New industries like cleantech and mobile health are changing the face of San Diego’s innovation scene. Better catch up on all that’s happening before you don’t recognize it anymore.
—The wind power industry is now in the doldrums, after soaring last year to a record number of wind turbine installations. The industry’s boom and bust cycles are so jarring that the American Wind Energy Association is calling on Congress to enact policies to bring more stability to the market. The latest lull in new orders has prompted the Knight & Carver Wind Group of National City, CA, to lay off a third of its workforce at a wind turbine blade manufacturing plant near Sioux Falls, S.D.
—San Diego’s Avalon Ventures, which has embarked on raising between $150 million and $200 million for its ninth venture fund, gets a lot of attention for its investments in life sciences startups. But Avalon invests about half of its funds in Web and wireless deals like E-Band Communications, Cloudkick, and Nabbr.
—Google Ventures stepped out of the shadows to talk with reporters about the corporate venture fund and its investing strategy. In San Diego, Google Ventures has sunk money into V-Vehicle and OpenCandy. In a Q&A transcript, Bill Maris, the fund’s managing partner, said the fund’s goal is to invest roughly $100 million in startups each year.
—San Diego’s Envision Solar International, which specializes in architectural and project planning of renewable energy projects, began trading on the over-the-counter bulletin board market. The company’s shares trade under the symbol EVSI.
—The mobile health industry will meet in La Jolla tomorrow for the 5th Annual Wireless-Life Sciences Alliance Convergence Summit. While a survey by TripleTree, a Minnesota banking firm, shows the industry is still emerging; the WLSA itself became a full-time, member-supported trade group earlier this year.
—Some of the proceeds from a $53 million deal the J. Craig Venter Institute did in Maryland could help the research institute move ahead with its plans for a laboratory on the UC San Diego campus. The Venter Institute sold its five-building campus in Rockville, MD, and then leased it back.

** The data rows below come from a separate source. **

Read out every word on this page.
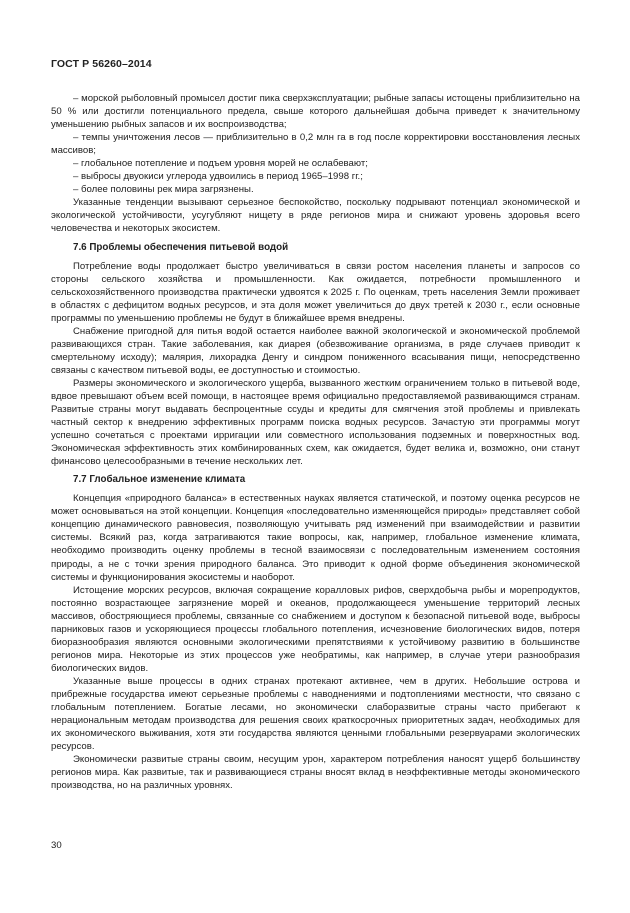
ГОСТ Р 56260–2014

– морской рыболовный промысел достиг пика сверхэксплуатации; рыбные запасы истощены приблизительно на 50 % или достигли потенциального предела, свыше которого дальнейшая добыча приведет к значительному уменьшению рыбных запасов и их воспроизводства;

– темпы уничтожения лесов — приблизительно в 0,2 млн га в год после корректировки восстановления лесных массивов;

– глобальное потепление и подъем уровня морей не ослабевают;

– выбросы двуокиси углерода удвоились в период 1965–1998 гг.;

– более половины рек мира загрязнены.

Указанные тенденции вызывают серьезное беспокойство, поскольку подрывают потенциал экономической и экологической устойчивости, усугубляют нищету в ряде регионов мира и снижают уровень здоровья всего человечества и некоторых экосистем.

7.6 Проблемы обеспечения питьевой водой

Потребление воды продолжает быстро увеличиваться в связи ростом населения планеты и запросов со стороны сельского хозяйства и промышленности. Как ожидается, потребности промышленного и сельскохозяйственного производства практически удвоятся к 2025 г. По оценкам, треть населения Земли проживает в областях с дефицитом водных ресурсов, и эта доля может увеличиться до двух третей к 2030 г., если основные программы по уменьшению проблемы не будут в ближайшее время внедрены.

Снабжение пригодной для питья водой остается наиболее важной экологической и экономической проблемой развивающихся стран. Такие заболевания, как диарея (обезвоживание организма, в ряде случаев приводит к смертельному исходу); малярия, лихорадка Денгу и синдром пониженного всасывания пищи, непосредственно связаны с качеством питьевой воды, ее доступностью и стоимостью.

Размеры экономического и экологического ущерба, вызванного жестким ограничением только в питьевой воде, вдвое превышают объем всей помощи, в настоящее время официально предоставляемой развивающимся странам. Развитые страны могут выдавать беспроцентные ссуды и кредиты для смягчения этой проблемы и привлекать частный сектор к внедрению эффективных программ поиска водных ресурсов. Зачастую эти программы могут успешно сочетаться с проектами ирригации или совместного использования подземных и поверхностных вод. Экономическая эффективность этих комбинированных схем, как ожидается, будет велика и, возможно, они станут финансово целесообразными в течение нескольких лет.

7.7 Глобальное изменение климата

Концепция «природного баланса» в естественных науках является статической, и поэтому оценка ресурсов не может основываться на этой концепции. Концепция «последовательно изменяющейся природы» представляет собой концепцию динамического равновесия, позволяющую учитывать ряд изменений при взаимодействии и развитии системы. Всякий раз, когда затрагиваются такие вопросы, как, например, глобальное изменение климата, необходимо производить оценку проблемы в тесной взаимосвязи с последовательным изменением состояния природы, а не с точки зрения природного баланса. Это приводит к одной форме объединения экономической системы и функционирования экосистемы и наоборот.

Истощение морских ресурсов, включая сокращение коралловых рифов, сверхдобыча рыбы и морепродуктов, постоянно возрастающее загрязнение морей и океанов, продолжающееся уменьшение территорий лесных массивов, обостряющиеся проблемы, связанные со снабжением и доступом к безопасной питьевой воде, выбросы парниковых газов и ускоряющиеся процессы глобального потепления, исчезновение биологических видов, потеря биоразнообразия являются основными экологическими препятствиями к устойчивому развитию в большинстве регионов мира. Некоторые из этих процессов уже необратимы, как например, в случае утери разнообразия биологических видов.

Указанные выше процессы в одних странах протекают активнее, чем в других. Небольшие острова и прибрежные государства имеют серьезные проблемы с наводнениями и подтоплениями местности, что связано с глобальным потеплением. Богатые лесами, но экономически слаборазвитые страны часто прибегают к нерациональным методам производства для решения своих краткосрочных приоритетных задач, необходимых для их экономического выживания, хотя эти государства являются ценными глобальными резервуарами экологических ресурсов.

Экономически развитые страны своим, несущим урон, характером потребления наносят ущерб большинству регионов мира. Как развитые, так и развивающиеся страны вносят вклад в неэффективные методы экономического производства, но на различных уровнях.

30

—Larry Smarr, who heads the California Institute for Telecommunications and Information Technology at UC San Diego was among the featured speakers at a health IT conference that OVP Venture Partners hosted at its headquarters in Kirkland, WA. Smarr said biologists, physicians, and computer scientists rarely pool their brainpower in productive ways to tackle problems as hard as health IT.
—At a time when the Pentagon is pushing unmanned aircraft makers to develop a new generation of relatively inexpensive unmanned aerial vehicles, a startup near Seattle called LaserMotive has outlined a way to use a laser to beam power to unmanned aircraft. That way, they won’t have to land to refuel.